Ibrahim Maza stand mit dem Rücken zur Wand. Um sein rechtes Knie trug er ein Gestell, und in den Händen hielt er zwei Krücken. „Du fehlst an allen Ecken und Enden“, sagte jemand zu ihm.
Es war nicht ganz klar, ob sich diese Aussage auf das Spiel bezog, das Maza sich gerade im Amateurstadion auf dem Olympiagelände anschaute. Die U 19 von Hertha BSC führte im Berliner Derby gegen den 1. FC Union zur Pause 1:0, am Ende hieß es 3:0. Es lief also auch ohne Maza.
Richters Abgang reißt eine Lücke
Wahrscheinlicher ist, dass die Profi-Mannschaft des Berliner Fußball-Zweitligisten gemeint war. Dort besteht auf Mazas Position, der Position des Spielmachers, akuter Bedarf, nachdem Marco Richter, der bisherige Zehner, am Dienstag seinen Wechsel zum Bundesligisten Mainz 05 verkündet hat.
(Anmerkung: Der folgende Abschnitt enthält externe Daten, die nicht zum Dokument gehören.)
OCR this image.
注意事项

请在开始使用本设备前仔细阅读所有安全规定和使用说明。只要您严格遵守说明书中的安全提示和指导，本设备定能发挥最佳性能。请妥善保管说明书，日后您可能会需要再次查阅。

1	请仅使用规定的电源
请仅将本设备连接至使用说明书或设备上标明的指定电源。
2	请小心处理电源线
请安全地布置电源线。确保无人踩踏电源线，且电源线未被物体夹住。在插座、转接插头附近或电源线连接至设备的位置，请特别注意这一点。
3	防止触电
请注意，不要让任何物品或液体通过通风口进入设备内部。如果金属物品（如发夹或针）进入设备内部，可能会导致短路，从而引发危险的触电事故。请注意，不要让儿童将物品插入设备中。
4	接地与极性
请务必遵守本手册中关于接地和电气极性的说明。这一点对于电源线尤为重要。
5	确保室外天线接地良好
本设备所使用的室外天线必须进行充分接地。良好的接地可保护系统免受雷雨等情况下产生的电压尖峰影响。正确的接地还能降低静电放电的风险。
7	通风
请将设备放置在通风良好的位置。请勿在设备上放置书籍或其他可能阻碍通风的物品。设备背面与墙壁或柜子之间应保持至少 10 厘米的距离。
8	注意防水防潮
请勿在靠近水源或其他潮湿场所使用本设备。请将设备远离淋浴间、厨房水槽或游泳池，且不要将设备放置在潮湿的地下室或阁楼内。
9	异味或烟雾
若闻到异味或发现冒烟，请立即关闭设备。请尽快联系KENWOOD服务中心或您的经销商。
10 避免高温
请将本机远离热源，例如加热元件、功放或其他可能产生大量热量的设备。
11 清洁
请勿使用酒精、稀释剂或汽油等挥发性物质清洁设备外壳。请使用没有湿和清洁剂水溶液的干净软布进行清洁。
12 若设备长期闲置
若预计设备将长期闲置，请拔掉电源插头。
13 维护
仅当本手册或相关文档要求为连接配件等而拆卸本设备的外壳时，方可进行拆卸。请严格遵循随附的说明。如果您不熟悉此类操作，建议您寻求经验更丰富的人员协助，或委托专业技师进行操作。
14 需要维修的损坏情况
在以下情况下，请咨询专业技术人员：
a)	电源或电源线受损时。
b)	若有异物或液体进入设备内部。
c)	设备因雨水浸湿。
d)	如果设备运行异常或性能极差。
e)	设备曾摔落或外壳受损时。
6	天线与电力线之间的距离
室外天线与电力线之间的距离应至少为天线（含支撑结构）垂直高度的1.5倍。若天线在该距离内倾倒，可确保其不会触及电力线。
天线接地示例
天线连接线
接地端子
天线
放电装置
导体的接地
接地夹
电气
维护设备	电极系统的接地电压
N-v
Die Entscheidung des Kapitäns ist auch der Mannschaft ein wenig aufs Gemüt geschlagen. Ein bisschen still sei es im ersten Training ohne ihn gewesen, berichtete Trainer Pal Dardai. „Natürlich bleibt da ein kleines Loch“, sagt der Ungar. „Marco war eine zentrale Figur.“
„Vielleicht dauert der Aufstieg, so wie es im Moment aussieht, drei, vier Jahre“
Richters Nachfolger als Kapitän wird Innenverteidiger Toni Leistner, der zwar erst im Sommer zu Hertha gekommen ist, aber auf Trainer Dardai längst den Eindruck macht, als gehörte er schon 20 Jahre der Mannschaft an. Leistners Beförderung war allgemein erwartet worden. Deutlich schwieriger dürfte es werden, die Lücke auf dem Fußballplatz zu schließen, die Richter durch seinen Weggang gerissen hat.
Viele Alternativen hat Trainer Dardai für die Zehnerposition nicht. Da wäre zum einen sein jüngster Sohn Bence Dardai, 17 Jahre alt. Und eben Ibrahim Maza, ebenfalls 17, aber bis zum Winter wegen einer Meniskusoperation nicht verfügbar. „Ibo fehlt sehr“, sagt Dardai.